Ces conditions seront prévues dans un règlement du ministre pris selon l'habilitation réglementaire qui sera introduite à l'article 453.2 de la loi par un autre amendement. Ça, c'est nos cliniques...

M. Derraji : Dans le cas des cabinets privés qui ne sont pas en GMF, c'est ça, hein?

M. Dubé : Oui. Puis GMF et cabinets privés, parce que... les deux. Les deux.

M. Derraji : Oui, oui, le deux, GMF et... cabinets.

M. Dubé : C'est bon?

Le Président (M. Provençal) :Est-ce qu'il y a des interventions?

M. Dubé : En fait, c'est les trois cas : l'établissement, les cliniques et, là, les cabinets... Voilà. On vient de faire les trois avec ces trois articles-là.

Le Président (M. Provençal) :Que vous aviez annoncé. Alors, est-ce qu'il y a des interventions concernant l'amendement introduisant l'article 7.10? S'il n'y a pas d'intervention, nous allons procéder à la mise aux voix. Est-ce que l'amendement introduisant l'article 7.10 est adopté?

Des voix : Adopté.

Le Président (M. Provençal) :Adopté. Donc, le nouvel article introduit par l'amendement 7.10 est adopté. Le 5.3 a été... Alors, on va le distribuer. On le distribue puis on va pouvoir le traiter.

Une voix : ...

Le Président (M. Provençal) :Oui, bien, à cause des corrections suite à votre amendement, M. le député.

M. Dubé : ...c'est-u ça? Vous êtes tellement rigoureux, M. le Président. C'est ça?

Le Président (M. Provençal) :Je considère qu'on a peut-être le temps de le faire.

M. Dubé : De faire 5.3?

Le Président (M. Provençal) :Oui.

M. Dubé : O.K. Excellent. J'en ai-tu une copie papier? Est-ce qu'elle a été distribuée?

Des voix : Oui.

M. Dubé : O.K.. Je pense que, si on est des bons élèves, M. le Président, on va essayer de faire 5.3 avant de terminer, c'est ça?

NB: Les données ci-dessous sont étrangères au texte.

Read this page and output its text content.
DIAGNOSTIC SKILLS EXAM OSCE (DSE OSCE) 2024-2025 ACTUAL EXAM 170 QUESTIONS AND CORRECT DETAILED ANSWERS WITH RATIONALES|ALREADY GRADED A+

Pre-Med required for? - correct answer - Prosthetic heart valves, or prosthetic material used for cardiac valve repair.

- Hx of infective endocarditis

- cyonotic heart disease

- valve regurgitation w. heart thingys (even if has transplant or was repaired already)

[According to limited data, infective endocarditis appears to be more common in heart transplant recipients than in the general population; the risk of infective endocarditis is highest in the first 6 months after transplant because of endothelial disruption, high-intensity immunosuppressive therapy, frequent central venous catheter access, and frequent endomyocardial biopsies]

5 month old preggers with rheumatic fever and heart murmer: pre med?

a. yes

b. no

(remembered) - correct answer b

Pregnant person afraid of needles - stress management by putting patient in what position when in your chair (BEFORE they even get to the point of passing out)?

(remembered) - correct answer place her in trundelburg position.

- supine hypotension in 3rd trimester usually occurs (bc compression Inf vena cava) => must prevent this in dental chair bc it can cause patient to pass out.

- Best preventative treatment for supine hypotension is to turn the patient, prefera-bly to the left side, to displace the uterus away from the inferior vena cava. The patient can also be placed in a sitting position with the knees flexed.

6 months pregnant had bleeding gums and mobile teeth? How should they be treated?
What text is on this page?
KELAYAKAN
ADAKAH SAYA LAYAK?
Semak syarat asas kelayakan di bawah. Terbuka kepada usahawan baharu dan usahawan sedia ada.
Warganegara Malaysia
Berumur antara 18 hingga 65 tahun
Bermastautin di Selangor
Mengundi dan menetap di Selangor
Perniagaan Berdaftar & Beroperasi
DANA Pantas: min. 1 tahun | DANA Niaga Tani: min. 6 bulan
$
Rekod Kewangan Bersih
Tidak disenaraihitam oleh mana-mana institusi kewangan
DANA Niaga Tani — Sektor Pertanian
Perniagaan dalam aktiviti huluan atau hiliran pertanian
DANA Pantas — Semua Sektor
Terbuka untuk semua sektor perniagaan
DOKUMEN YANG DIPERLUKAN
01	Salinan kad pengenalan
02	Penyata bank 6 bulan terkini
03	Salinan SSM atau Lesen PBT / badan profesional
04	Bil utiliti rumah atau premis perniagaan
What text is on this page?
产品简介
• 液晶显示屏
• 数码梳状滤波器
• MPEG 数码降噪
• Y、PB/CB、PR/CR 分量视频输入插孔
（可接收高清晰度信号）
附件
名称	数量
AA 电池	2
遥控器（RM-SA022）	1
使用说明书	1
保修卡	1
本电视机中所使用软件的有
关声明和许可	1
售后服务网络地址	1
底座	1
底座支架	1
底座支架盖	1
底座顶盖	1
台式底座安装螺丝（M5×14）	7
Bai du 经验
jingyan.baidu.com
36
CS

Le Président (M. Provençal) :Sinon, on va se revoir demain.

M. Dubé : On va se revoir demain. On a tellement de plaisir.

«5.3. Cette loi est modifiée par l'insertion, après l'article 22.0.0.0.2, du suivant :

Un professionnel de la santé soumis à l'application d'une entente ou un professionnel de la santé désengagé n'a le droit d'être rémunéré par un service assuré qu'il a fourni à distance que dans les cas déterminés par un règlement pris en application de l'article 453.2 de la Loi sur les services de santé et des services sociaux et lorsque les conditions déterminées à ce dernier sont respectées.»

Le commentaire. Le présent amendement est en lien avec d'autres amendements proposant de modifier la Loi sur les services de santé et les services sociaux pour y introduire la possibilité d'imposer par règlement certaines conditions devant être respectées pour dispenser des services à distance. Il vient à prévoir que les professionnels de la santé, au sens de la Loi sur l'assurance maladie, donc médecins, dentistes et pharmaciens, optométristes ne pourront être rémunérés pour les services assurés que s'ils rendent... pardon, ne pourront être rémunérés pour les services assurés qu'ils rendent que s'ils ont respecté ces conditions.

Le Président (M. Provençal) :Est-ce qu'il y a des interventions? Ça va? Alors, s'il n'y a pas d'autre...

Le Président (M. Provençal) :...nous allons procéder à la mise aux voix de l'amendement introduisant l'article 5.3. Est-ce que l'article 5.3 est adopté?

Des voix : Adopté.

Le Président (M. Provençal) :Donc, l'amendement introduisant l'article 5.3 est adopté.

Ceci étant dit, je vous remercie beaucoup de votre collaboration. Compte tenu de l'heure, la commission ajourne ses travaux sine die. Merci beaucoup pour le travail réalisé aujourd'hui.